La nuit était déjà bien avancée ce soir-là à Dakar quand Amadou Bangoura, un étudiant béninois de 30 ans résidant dans la capitale, a été interpellé par des forces de l’ordre. Vers 22 heures, alors qu’il quittait sa salle de sport du quartier Liberté 6, une patrouille de police l’a sommé de s’arrêter. “Présentez vos papiers”, lui ont intimer les agents. Un contrôle de routine qui a pourtant marqué durablement ce jeune homme, dont le titre de séjour était pourtant en règle.

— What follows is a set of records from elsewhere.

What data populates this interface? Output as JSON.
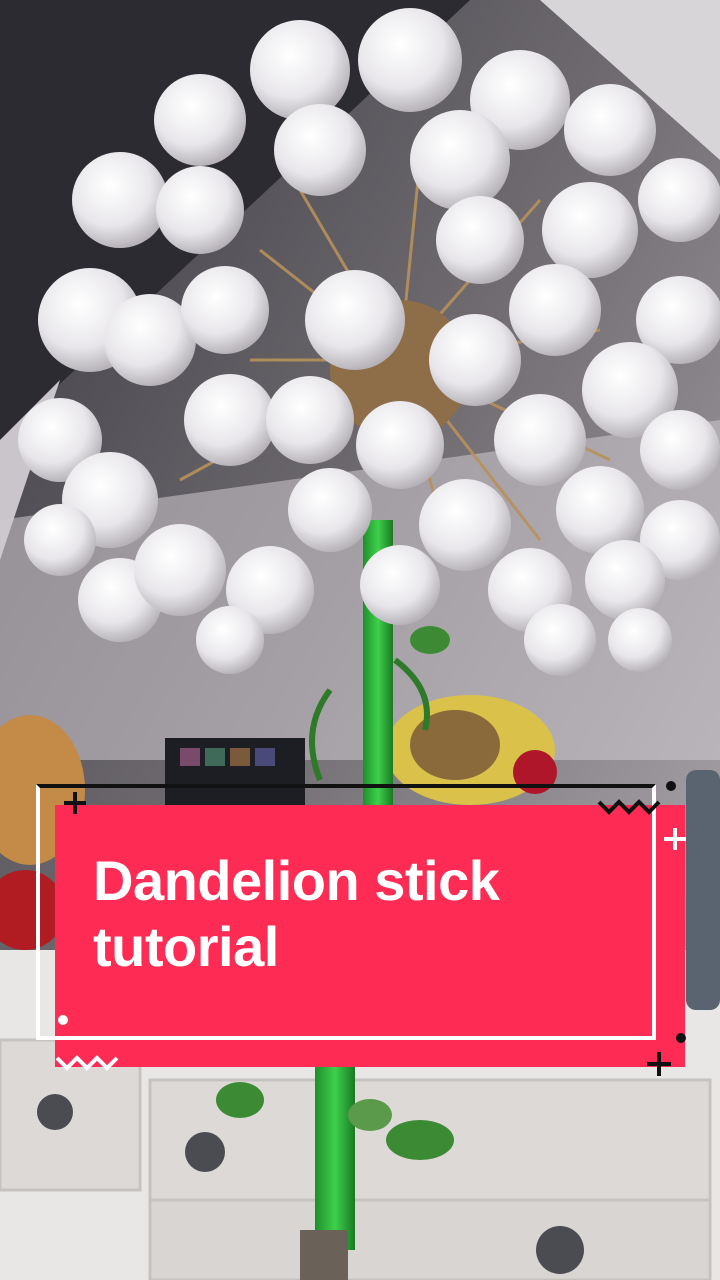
{
  "overlay": {
    "caption": "Dandelion stick tutorial",
    "accent_color": "#fe2c55",
    "text_color": "#ffffff"
  },
  "scene": {
    "subject": "dandelion-prop",
    "decoration_icons": [
      "plus-icon",
      "zigzag-icon",
      "dot-icon"
    ]
  }
}
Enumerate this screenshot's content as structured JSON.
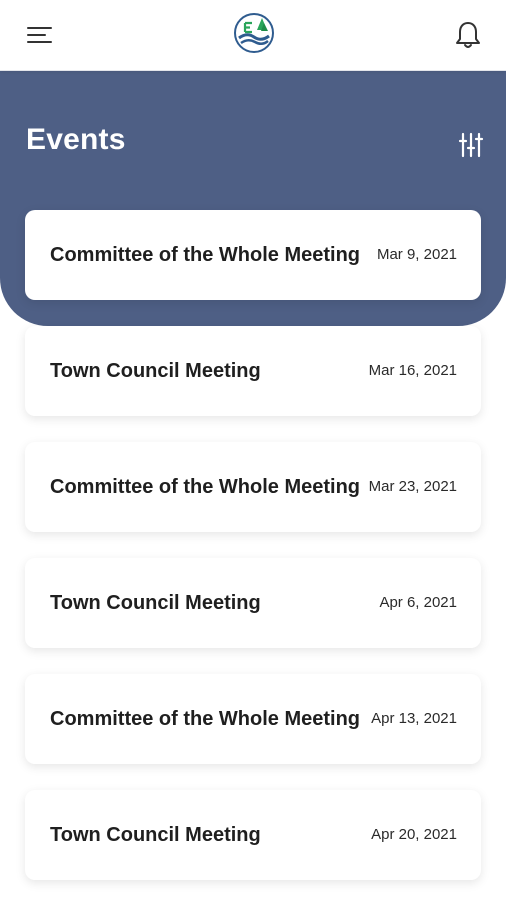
{
  "header": {
    "menu_icon": "hamburger-menu-icon",
    "logo_icon": "town-logo-icon",
    "notification_icon": "bell-icon"
  },
  "hero": {
    "title": "Events",
    "filter_icon": "sliders-filter-icon",
    "background_color": "#4e5f85"
  },
  "events": [
    {
      "title": "Committee of the Whole Meeting",
      "date": "Mar 9, 2021"
    },
    {
      "title": "Town Council Meeting",
      "date": "Mar 16, 2021"
    },
    {
      "title": "Committee of the Whole Meeting",
      "date": "Mar 23, 2021"
    },
    {
      "title": "Town Council Meeting",
      "date": "Apr 6, 2021"
    },
    {
      "title": "Committee of the Whole Meeting",
      "date": "Apr 13, 2021"
    },
    {
      "title": "Town Council Meeting",
      "date": "Apr 20, 2021"
    }
  ]
}
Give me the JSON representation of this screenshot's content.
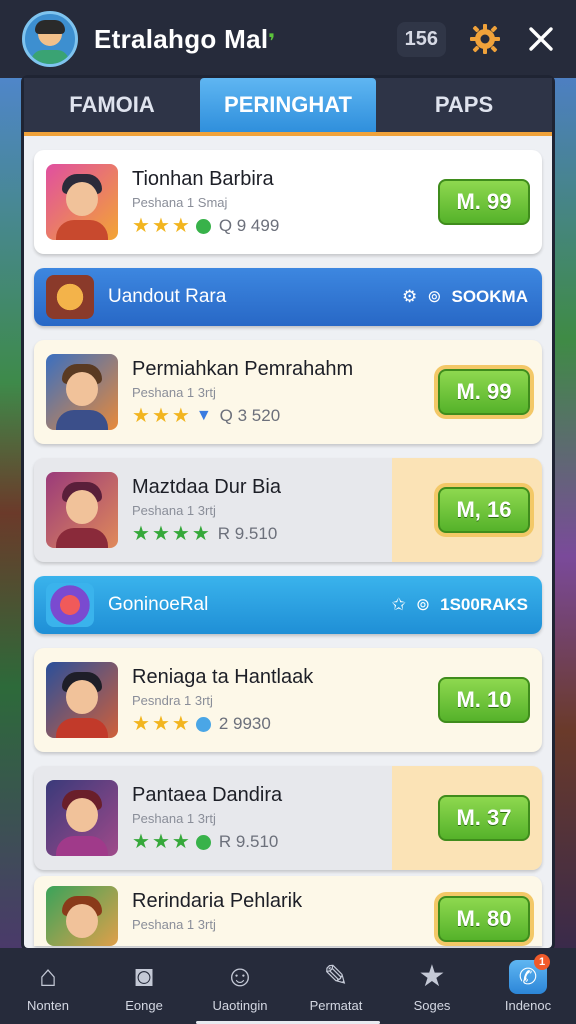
{
  "header": {
    "title": "Etralahgo Mal",
    "counter": "156",
    "icons": {
      "avatar": "user-avatar",
      "settings": "gear-icon",
      "close": "close-icon"
    },
    "accent": "#f0a23a"
  },
  "tabs": [
    {
      "label": "FAMOIA",
      "active": false
    },
    {
      "label": "PERINGHAT",
      "active": true
    },
    {
      "label": "PAPS",
      "active": false
    }
  ],
  "items": [
    {
      "name": "Tionhan Barbira",
      "subtitle": "Peshana 1 Smaj",
      "stars": 3,
      "star_color": "gold",
      "badge": "green-dot",
      "count": "Q 9 499",
      "price": "M. 99",
      "style": "white"
    },
    {
      "banner": true,
      "label": "Uandout Rara",
      "icon1": "settings-icon",
      "icon2": "coin-icon",
      "value": "SOOKMA",
      "color": "blue"
    },
    {
      "name": "Permiahkan Pemrahahm",
      "subtitle": "Peshana 1 3rtj",
      "stars": 3,
      "star_color": "gold",
      "badge": "shirt",
      "count": "Q 3 520",
      "price": "M. 99",
      "style": "cream"
    },
    {
      "name": "Maztdaa Dur Bia",
      "subtitle": "Peshana 1 3rtj",
      "stars": 4,
      "star_color": "green",
      "badge": "none",
      "count": "R 9.510",
      "price": "M, 16",
      "style": "split"
    },
    {
      "banner": true,
      "label": "GoninoeRal",
      "icon1": "star-icon",
      "icon2": "coin-icon",
      "value": "1S00RAKS",
      "color": "cyan"
    },
    {
      "name": "Reniaga ta Hantlaak",
      "subtitle": "Pesndra 1 3rtj",
      "stars": 3,
      "star_color": "gold",
      "badge": "blue-dot",
      "count": "2 9930",
      "price": "M. 10",
      "style": "white"
    },
    {
      "name": "Pantaea Dandira",
      "subtitle": "Peshana 1 3rtj",
      "stars": 3,
      "star_color": "green",
      "badge": "green-dot",
      "count": "R 9.510",
      "price": "M. 37",
      "style": "split"
    },
    {
      "name": "Rerindaria Pehlarik",
      "subtitle": "Peshana 1 3rtj",
      "stars": 0,
      "star_color": "gold",
      "badge": "none",
      "count": "",
      "price": "M. 80",
      "style": "cream"
    }
  ],
  "nav": [
    {
      "label": "Nonten",
      "icon": "home-icon"
    },
    {
      "label": "Eonge",
      "icon": "camera-icon"
    },
    {
      "label": "Uaotingin",
      "icon": "smile-icon"
    },
    {
      "label": "Permatat",
      "icon": "edit-icon"
    },
    {
      "label": "Soges",
      "icon": "star-icon"
    },
    {
      "label": "Indenoc",
      "icon": "chat-icon",
      "badge": "1"
    }
  ]
}
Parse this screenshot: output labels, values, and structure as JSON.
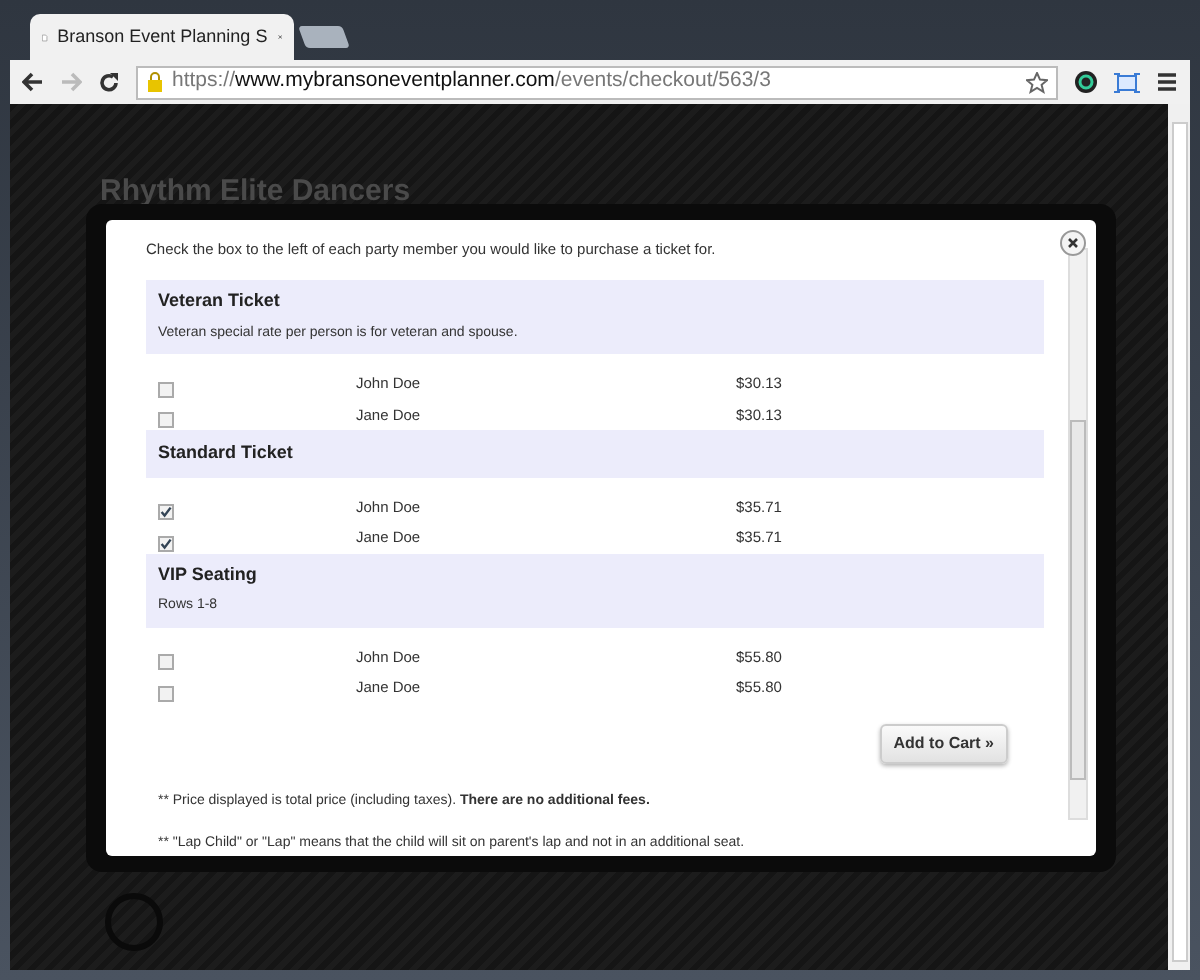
{
  "browser": {
    "tab_title": "Branson Event Planning S",
    "url_scheme": "https://",
    "url_host": "www.mybransoneventplanner.com",
    "url_path": "/events/checkout/563/3"
  },
  "page": {
    "heading": "Rhythm Elite Dancers"
  },
  "modal": {
    "instruction": "Check the box to the left of each party member you would like to purchase a ticket for.",
    "groups": [
      {
        "name": "Veteran Ticket",
        "note": "Veteran special rate per person is for veteran and spouse.",
        "members": [
          {
            "name": "John Doe",
            "price": "$30.13",
            "checked": false
          },
          {
            "name": "Jane Doe",
            "price": "$30.13",
            "checked": false
          }
        ]
      },
      {
        "name": "Standard Ticket",
        "members": [
          {
            "name": "John Doe",
            "price": "$35.71",
            "checked": true
          },
          {
            "name": "Jane Doe",
            "price": "$35.71",
            "checked": true
          }
        ]
      },
      {
        "name": "VIP Seating",
        "note": "Rows 1-8",
        "members": [
          {
            "name": "John Doe",
            "price": "$55.80",
            "checked": false
          },
          {
            "name": "Jane Doe",
            "price": "$55.80",
            "checked": false
          }
        ]
      }
    ],
    "button": "Add to Cart »",
    "notes": [
      "** Price displayed is total price (including taxes). **There are no additional fees.**",
      "** \"Lap Child\" or \"Lap\" means that the child will sit on parent's lap and not in an additional seat."
    ]
  }
}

Des opérations policières à grande échelle dans la capitale
Cette intervention s’inscrit dans une série de contrôles ciblant spécifiquement les ressortissants étrangers, majoritairement originaires d’Afrique de l’Ouest, menés par la Direction de la police des étrangers et des titres de voyage. Entre le 30 juin et le 8 juillet, ces opérations ont donné lieu à 490 contrôles, aboutissant à l’interpellation de 36 personnes en situation irrégulière, déférées au parquet pour séjour illégal. Une campagne qui soulève des questions sur l’équilibre entre sécurité et respect des droits des étrangers.
Une image écornée de la Teranga sénégalaise
Amadou Bangoura, installé au Sénégal depuis cinq ans, n’est pas le seul à s’interroger sur cette vague de contrôles : “Je me suis demandé ce qui allait m’arriver”, confie-t-il. Ces mesures, aussi soudaines que massives, semblent en effet saper l’image d’hospitalité que le pays porte fièrement, celle de la Teranga, ce concept wolof qui incarne la générosité et la bienveillance envers l’étranger. Une valeur pourtant au cœur de l’identité nationale.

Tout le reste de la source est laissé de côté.